Angus Chemical, Buffalo Grove, Ill., offers two new low-viscosity reactive diluents for use in high-solids polyurethane paint systems. Thomas L. Johnson, commercial development manager for the company, says both Zoldine RD20, an oxazolidine, and Zoldine RD 4, a hybrid oxazolidine, can replace more than 20% of a paint system's high-viscosity acrylic, polyether, and polyester polyols. The replacement polyols contain few or no VOCs and thus lower the need for solvents in the paint, says Johnson. Solvent-borne polyurethane paints with only 2.8 lb VOC per gal are possible with the new diluents without any loss of performance, he says.
Ryan R. Dirkx, catalysts business manager for Elf Atochem, says the company's line of Fascat organotin catalysts are an aid in the trend toward lower VOC coatings. The catalysts effectively speed the cure rate of alkyd, polyester, and urethane coatings in both waterborne and high-solids, low-solvent paint systems.

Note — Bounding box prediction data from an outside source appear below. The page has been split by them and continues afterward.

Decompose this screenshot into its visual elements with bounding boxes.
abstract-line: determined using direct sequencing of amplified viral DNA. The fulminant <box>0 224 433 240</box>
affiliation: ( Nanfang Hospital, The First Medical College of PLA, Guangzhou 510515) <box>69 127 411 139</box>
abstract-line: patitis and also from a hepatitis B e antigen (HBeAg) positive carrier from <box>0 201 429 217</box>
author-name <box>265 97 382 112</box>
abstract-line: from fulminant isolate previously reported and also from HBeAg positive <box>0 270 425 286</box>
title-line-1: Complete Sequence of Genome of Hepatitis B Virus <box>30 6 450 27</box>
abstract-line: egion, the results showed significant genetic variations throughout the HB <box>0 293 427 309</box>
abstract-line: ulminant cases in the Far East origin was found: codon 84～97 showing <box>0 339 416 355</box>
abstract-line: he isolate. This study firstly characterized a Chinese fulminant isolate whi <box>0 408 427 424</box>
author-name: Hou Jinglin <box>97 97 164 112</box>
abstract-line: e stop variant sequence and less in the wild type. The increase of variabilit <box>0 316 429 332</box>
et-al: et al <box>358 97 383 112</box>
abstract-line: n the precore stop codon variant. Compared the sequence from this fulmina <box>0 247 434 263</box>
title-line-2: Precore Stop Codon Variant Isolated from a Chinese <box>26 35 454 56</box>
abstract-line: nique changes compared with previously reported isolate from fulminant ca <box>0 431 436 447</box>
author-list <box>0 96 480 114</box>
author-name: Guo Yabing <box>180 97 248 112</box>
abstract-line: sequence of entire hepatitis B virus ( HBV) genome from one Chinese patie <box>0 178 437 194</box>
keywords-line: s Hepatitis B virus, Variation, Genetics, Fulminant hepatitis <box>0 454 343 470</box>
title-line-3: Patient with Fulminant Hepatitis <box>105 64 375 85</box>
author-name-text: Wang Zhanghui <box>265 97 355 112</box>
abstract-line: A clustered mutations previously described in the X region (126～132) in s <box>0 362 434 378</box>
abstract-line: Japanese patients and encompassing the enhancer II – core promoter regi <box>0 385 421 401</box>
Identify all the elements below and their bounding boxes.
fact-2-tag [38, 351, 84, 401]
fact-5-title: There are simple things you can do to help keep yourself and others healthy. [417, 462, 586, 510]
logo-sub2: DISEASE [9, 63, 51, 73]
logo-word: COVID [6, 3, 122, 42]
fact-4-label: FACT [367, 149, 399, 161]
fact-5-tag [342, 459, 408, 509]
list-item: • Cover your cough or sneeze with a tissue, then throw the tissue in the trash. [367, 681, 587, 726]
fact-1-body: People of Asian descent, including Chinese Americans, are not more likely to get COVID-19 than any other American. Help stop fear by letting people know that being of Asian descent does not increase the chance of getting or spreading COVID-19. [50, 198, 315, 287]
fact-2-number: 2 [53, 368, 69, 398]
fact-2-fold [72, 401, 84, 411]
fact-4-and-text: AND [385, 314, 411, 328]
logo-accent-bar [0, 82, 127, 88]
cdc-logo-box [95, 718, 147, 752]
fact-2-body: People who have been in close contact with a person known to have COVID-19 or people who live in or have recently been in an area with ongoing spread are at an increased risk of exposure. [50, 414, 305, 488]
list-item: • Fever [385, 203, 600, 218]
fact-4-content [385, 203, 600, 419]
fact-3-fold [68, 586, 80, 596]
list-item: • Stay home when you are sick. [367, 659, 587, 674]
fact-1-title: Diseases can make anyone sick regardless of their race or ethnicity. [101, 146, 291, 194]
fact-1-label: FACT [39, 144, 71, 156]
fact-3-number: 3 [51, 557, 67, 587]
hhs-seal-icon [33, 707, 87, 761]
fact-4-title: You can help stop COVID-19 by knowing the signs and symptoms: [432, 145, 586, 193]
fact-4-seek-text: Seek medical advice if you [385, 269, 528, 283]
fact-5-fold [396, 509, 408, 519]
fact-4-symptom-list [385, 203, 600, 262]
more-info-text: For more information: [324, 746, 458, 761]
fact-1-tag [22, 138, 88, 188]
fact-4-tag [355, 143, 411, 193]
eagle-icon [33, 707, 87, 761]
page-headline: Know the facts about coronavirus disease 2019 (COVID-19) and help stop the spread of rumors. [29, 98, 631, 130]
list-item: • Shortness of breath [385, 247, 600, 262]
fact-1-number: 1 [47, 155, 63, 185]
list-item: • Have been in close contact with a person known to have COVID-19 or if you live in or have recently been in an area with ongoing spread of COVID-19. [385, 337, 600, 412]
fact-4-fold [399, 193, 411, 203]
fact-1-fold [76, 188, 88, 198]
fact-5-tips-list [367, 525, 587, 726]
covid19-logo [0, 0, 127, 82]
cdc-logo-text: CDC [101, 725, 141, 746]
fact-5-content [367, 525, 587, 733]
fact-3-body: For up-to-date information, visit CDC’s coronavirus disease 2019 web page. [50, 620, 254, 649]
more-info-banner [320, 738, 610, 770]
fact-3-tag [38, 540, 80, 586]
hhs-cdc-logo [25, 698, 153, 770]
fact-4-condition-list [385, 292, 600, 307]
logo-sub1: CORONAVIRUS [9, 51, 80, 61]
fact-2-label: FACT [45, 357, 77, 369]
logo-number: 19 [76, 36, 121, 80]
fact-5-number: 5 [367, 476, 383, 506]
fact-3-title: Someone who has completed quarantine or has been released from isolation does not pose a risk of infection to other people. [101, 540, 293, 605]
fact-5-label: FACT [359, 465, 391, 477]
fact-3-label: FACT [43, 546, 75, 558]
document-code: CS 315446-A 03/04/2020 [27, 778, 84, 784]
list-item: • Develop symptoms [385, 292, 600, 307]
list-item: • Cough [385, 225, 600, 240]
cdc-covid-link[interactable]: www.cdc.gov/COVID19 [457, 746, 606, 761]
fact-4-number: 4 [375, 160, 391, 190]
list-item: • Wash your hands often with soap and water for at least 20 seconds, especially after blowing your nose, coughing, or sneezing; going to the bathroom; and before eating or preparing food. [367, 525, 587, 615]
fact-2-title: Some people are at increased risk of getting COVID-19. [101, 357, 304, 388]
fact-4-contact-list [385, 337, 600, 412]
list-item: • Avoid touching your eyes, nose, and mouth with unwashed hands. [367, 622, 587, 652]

Scientists at Cytec have developed an aliphatic isocyanate for two-part waterborne polyurethane paint systems, says Cytec's Robert S. Berger, marketing and sales vice president. This new isocyanate in the Cythane product line "is quite a novelty," says Berger, because not only is it stable in water, but it also does not require additional cosolvents to reach a suitable viscosity for application. As a result, paint formulators using this advanced aliphatic isocyanate can produce a very low-VOC coating material, he says. It is, however, 15% more expensive than existing waterborne aliphatic isocyanate polyurethane systems, he adds.
Hüls America, the Piscataway, N.J.-based affiliate of German chemical company Hüls, produces additives for powder coatings. It has developed a new internal blocking cross-linking agent for polyurethane powders. Vestagon EP BF 1300 is an isophorone diisocyanate-based material designed to eliminate the small amount of VOC emissions from the &egr;-caprolactam external blocking cross-linker typically used for polyurethane powder coatings, says Peter Toohey, coating raw materials marketing manager. Commercial quantities of the new agent will be available after Hüls receives government approvals, he says.
"Radiation-curable coatings are the way to go to reduce VOCs," declares Paul Elias, business manager for Sartomer, based in Exton, Pa. The company, a division of the French oil and chemical company Total, sells monomers, oligomers, and the photoinitiators required for radiation-curable coatings, which give off "essentially no VOCs as they cure," he says.
Still, Elias would have to admit that even as some paint users may adopt radiation or powder coatings, others will hold fast to more familiar - and generally less costly - liquid-coating technologies, even if it means enduring some pain to reformulate.